As of 2015, the Penumbra Music label is still creating new music. Its most recent release, Scrawl, is the work of Hal Rammel on amplified palette and Christopher Burns on electric guitar.

The Penumbra Music Collection is arranged in two series: audio and documents. The audio contains two subseries: commercial releases and separated audio. There are twenty-two commercial releases from the Penumbra Music label in the first subseries. The second subseries contains forty-one CDs which were separated from the documents series; they are mostly additional recordings accumulated from studio and live recordings. The recordings span the period between 1994 and 2015. A number of influential experimental musicians including John Corbett and Steve Nelson-Raney are involved in the recordings as well as instruments designed and handmade by Hal Rammel. The documents series includes papers largely from the administration of the label, but also contains magazine clippings, correspondence with studios, distributors, and magazines, event announcements, and other ephemera. Of greatest interest might be the original pieces of artwork for the albums or event announcements. These consist of photographs, drawings, and other designs and prints.

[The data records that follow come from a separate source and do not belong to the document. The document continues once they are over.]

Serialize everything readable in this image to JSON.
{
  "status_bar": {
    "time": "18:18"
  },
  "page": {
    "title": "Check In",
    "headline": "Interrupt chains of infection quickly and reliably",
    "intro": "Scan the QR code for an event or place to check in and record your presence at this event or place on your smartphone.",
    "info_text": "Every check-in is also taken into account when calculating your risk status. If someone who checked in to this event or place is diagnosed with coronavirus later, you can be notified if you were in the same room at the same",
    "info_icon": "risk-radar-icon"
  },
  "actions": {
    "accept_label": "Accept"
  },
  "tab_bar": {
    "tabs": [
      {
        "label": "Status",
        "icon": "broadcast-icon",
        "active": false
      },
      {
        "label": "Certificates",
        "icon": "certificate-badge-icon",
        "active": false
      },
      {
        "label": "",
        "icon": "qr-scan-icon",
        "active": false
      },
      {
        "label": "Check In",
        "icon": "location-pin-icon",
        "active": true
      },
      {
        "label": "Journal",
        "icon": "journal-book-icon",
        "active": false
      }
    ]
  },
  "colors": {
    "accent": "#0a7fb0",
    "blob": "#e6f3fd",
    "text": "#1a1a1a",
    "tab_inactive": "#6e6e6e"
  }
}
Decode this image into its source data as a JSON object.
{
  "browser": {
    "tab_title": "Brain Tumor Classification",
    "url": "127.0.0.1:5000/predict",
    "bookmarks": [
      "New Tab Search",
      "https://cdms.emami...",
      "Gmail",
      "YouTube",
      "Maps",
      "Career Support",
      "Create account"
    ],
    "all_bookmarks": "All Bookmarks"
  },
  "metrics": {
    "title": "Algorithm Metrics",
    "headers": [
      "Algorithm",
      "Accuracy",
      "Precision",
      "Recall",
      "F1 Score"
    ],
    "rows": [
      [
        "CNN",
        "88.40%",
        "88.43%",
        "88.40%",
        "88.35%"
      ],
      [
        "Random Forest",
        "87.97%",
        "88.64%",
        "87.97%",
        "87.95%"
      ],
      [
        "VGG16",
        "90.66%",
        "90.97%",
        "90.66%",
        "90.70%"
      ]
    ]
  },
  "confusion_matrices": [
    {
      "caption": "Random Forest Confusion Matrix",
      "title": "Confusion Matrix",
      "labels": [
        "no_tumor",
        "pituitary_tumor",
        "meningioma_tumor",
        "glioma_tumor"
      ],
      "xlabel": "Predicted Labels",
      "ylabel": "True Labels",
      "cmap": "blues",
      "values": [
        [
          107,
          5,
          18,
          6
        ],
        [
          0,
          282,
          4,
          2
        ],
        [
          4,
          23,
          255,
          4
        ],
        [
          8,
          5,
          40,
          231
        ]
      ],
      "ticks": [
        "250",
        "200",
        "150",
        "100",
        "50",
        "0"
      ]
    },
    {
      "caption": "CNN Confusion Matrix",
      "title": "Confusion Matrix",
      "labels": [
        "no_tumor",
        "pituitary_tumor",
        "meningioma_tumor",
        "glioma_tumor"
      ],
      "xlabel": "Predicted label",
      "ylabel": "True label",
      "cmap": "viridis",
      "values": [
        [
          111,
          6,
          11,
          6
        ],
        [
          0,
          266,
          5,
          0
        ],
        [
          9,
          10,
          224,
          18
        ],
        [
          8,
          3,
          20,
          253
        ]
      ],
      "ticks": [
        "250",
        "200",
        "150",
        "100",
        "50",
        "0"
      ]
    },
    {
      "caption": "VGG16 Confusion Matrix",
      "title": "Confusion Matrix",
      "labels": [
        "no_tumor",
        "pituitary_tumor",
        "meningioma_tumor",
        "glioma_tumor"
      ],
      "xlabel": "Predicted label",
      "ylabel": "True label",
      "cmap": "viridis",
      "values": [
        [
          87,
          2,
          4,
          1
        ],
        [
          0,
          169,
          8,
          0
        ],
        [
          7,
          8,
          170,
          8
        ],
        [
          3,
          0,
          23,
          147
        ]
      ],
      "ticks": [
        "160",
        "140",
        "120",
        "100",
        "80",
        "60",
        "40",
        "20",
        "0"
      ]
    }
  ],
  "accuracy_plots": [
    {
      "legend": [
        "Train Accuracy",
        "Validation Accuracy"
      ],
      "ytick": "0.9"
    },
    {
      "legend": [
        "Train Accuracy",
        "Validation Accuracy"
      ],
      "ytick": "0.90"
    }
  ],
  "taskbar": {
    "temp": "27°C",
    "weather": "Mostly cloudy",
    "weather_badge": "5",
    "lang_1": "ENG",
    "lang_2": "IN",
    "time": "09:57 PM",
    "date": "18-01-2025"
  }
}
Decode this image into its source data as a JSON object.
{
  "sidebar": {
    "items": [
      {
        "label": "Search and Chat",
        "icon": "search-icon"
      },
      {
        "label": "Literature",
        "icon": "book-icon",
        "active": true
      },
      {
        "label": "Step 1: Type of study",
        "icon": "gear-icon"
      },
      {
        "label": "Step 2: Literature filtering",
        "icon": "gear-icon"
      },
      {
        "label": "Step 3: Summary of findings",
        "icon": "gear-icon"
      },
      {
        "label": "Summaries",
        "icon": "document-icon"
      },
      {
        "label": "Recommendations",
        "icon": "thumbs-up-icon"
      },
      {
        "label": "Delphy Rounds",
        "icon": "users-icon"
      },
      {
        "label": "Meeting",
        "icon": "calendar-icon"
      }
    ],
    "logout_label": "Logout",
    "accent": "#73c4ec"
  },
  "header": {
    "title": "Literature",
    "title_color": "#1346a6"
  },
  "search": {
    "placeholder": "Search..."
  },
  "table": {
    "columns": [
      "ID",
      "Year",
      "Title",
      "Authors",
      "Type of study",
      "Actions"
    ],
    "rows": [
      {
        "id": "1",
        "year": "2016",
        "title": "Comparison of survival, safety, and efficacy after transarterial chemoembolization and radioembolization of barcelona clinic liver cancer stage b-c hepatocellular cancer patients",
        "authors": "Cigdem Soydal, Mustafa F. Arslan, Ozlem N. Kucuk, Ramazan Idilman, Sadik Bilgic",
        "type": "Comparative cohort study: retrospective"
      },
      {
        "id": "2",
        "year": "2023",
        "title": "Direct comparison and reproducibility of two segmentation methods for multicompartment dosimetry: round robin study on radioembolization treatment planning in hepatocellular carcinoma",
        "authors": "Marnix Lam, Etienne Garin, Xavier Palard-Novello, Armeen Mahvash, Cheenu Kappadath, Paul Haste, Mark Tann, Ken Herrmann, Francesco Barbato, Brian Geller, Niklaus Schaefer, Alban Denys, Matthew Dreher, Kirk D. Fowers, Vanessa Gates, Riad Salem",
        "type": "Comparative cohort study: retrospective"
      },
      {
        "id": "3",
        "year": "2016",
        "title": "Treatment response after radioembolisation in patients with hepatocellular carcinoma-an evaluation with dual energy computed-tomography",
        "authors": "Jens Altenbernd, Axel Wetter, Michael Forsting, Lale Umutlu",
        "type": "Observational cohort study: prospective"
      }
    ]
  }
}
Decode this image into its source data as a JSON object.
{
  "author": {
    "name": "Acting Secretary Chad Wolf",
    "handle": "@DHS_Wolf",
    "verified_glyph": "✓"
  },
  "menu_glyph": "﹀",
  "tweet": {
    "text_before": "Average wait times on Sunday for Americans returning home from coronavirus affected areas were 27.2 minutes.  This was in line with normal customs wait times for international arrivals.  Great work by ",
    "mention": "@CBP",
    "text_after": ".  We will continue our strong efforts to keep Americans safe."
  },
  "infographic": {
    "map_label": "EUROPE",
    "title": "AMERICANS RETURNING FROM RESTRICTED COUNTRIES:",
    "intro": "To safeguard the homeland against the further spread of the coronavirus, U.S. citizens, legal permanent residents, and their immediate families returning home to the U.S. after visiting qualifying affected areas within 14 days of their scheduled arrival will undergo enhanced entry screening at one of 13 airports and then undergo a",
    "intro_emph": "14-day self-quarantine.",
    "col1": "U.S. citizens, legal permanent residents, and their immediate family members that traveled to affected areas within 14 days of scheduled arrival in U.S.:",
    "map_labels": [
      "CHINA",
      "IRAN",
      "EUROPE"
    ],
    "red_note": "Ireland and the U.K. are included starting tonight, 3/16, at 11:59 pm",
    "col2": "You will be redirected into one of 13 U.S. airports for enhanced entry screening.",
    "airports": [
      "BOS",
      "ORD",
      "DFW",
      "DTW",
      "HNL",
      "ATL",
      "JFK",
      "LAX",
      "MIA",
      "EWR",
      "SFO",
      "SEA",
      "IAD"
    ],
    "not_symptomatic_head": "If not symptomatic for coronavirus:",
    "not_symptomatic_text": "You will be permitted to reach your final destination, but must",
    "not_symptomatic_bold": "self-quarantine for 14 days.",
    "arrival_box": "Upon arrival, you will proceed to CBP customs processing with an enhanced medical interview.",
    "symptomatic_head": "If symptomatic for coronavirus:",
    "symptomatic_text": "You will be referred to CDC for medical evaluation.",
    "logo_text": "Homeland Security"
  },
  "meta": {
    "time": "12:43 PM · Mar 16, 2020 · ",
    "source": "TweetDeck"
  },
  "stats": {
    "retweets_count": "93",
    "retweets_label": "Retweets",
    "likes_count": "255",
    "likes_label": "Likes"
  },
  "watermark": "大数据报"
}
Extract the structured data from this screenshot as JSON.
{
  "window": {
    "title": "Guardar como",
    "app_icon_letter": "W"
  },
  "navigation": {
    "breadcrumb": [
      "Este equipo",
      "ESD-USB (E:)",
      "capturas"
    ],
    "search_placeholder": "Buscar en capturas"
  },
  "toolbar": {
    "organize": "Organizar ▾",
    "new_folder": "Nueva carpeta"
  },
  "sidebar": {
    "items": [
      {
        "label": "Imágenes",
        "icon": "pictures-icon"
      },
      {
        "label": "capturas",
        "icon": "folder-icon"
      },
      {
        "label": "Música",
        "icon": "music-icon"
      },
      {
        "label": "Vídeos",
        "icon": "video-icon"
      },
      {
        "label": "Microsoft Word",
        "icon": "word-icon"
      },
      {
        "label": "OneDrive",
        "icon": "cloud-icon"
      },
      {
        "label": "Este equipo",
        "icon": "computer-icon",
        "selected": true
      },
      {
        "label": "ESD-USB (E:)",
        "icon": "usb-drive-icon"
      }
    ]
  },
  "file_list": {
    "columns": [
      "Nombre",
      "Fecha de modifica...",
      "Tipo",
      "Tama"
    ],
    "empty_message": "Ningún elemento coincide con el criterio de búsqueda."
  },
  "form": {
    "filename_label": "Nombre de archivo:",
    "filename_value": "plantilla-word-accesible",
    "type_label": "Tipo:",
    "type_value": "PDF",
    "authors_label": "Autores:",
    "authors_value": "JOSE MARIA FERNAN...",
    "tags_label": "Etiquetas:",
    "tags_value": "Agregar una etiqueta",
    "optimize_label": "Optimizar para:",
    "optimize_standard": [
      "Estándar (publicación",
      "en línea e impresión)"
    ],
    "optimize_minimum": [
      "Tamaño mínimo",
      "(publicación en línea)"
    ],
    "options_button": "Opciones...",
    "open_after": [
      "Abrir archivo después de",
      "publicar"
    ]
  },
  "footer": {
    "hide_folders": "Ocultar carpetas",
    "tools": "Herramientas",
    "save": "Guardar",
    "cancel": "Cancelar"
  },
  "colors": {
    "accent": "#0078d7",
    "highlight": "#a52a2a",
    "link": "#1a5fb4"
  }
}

The audio contains two subseries: commercial releases and separated audio. There are twenty-two commercial releases from the Penumbra Music label in the first subseries. The second subseries contains forty-one CDs which were separated from the documents series; they are mostly additional recordings accumulated from studio and live recordings.

Material is available to interested researchers by appointment.

All material is copyright restricted to the individual artists that appear in the recordings.

The collection was donated by Hal Rammel to the Creative Audio Archive in the summer of 2015.